LB507, introduced by Lincoln Sen. Kathy Campbell, would adopt the Step Up to Quality Act, which would put in a place a quality rating and improvement system (QRIS) for child care providers.
The system would develop quality ratings based on a five-tiered system and assign ratings to applicable programs. The QRIS would be available to all child care providers and early childhood education programs in the state, but would be required for programs that receive significant public funds.
Under the bill, mandatory participation would be phased in over a three-year period. Beginning July 1, 2014, programs that received over $500,000 in child care subsidy assistance in fiscal year 2011-12 would become subject to the QRIS and programs that received over $250,000 in that fiscal year would join starting July 1, 2015.
Beginning July 1, 2016, programs that received over $250,000 in subsidies in the previous fiscal year would become participants.
The state departments of health and human services and education would be required to develop, implement and provide oversight to the QRIS and would make program ratings public beginning in 2017. The QRIS also would include incentives for participating programs to improve their quality of care based on measurable outcomes.
Campbell said approximately 43,000 Nebraska children qualified for publicly subsidized child care in FY2011-12. That year, she said, the licensed providers that cared for those children received over $94 million in public funds in the form of child care subsidy payments.

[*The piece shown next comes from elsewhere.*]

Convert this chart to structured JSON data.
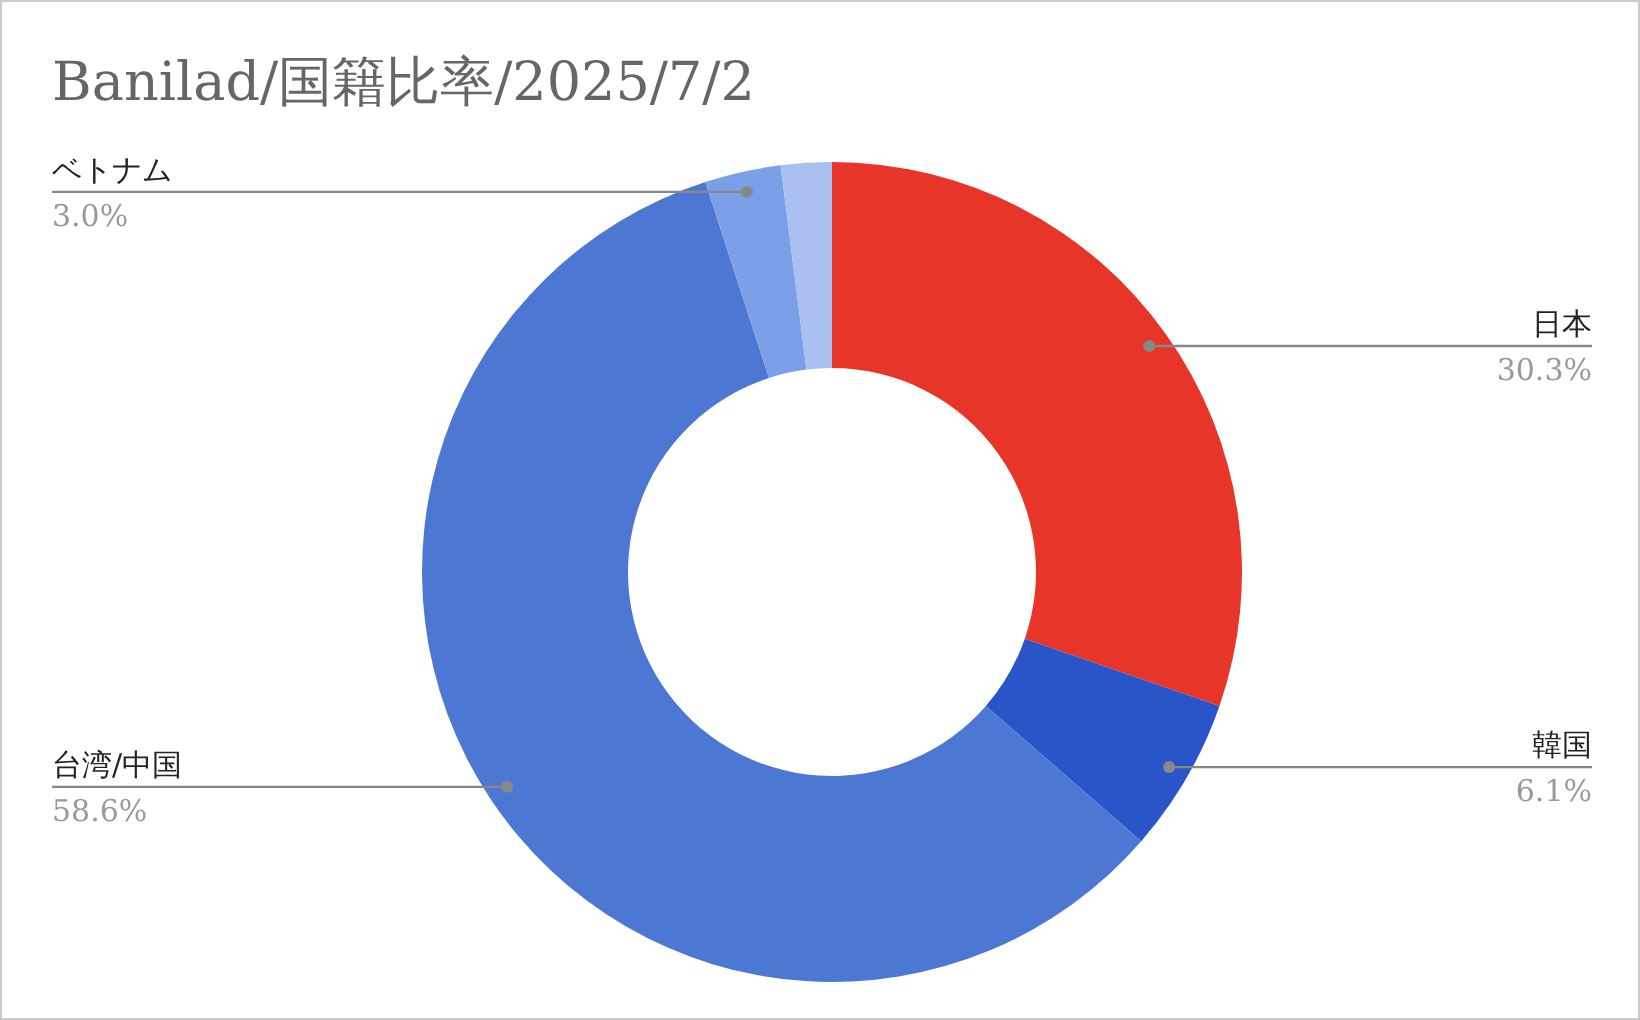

Given the amount of public funds involved, the state should work to ensure that high-quality care is provided, Campbell said, noting that program quality affects school readiness, future academic achievement and general success in life.
“The first five years of a child’s life lay the foundation for the future,” she said, “and a child should have quality child care no matter the resources of the child’s parents.”
Natalie Peetz, representing First Five Nebraska, supported the measure. She said Nebraska ranks among the top five states in the nation for the number of children with all available parents in the workforce. Those children are in someone else’s care during the day, she said, and the state has a stake in ensuring the quality of that care.
“LB507 is about accountability of existing funds,” Peetz said. “It’s about getting our house in order and ensuring a good return on the investment of taxpayer money.”
Fawn Taylor, executive director of early childhood services at Building Bright Futures, also testified in support of the bill. She said establishing a QRIS for child care providers and making the rankings public would be a valuable resource for struggling parents seeking quality care for their children.
“Right now, they have no way of knowing what’s good and what isn’t,” Taylor said.
No opposition testimony was given and the committee took no immediate action on the bill.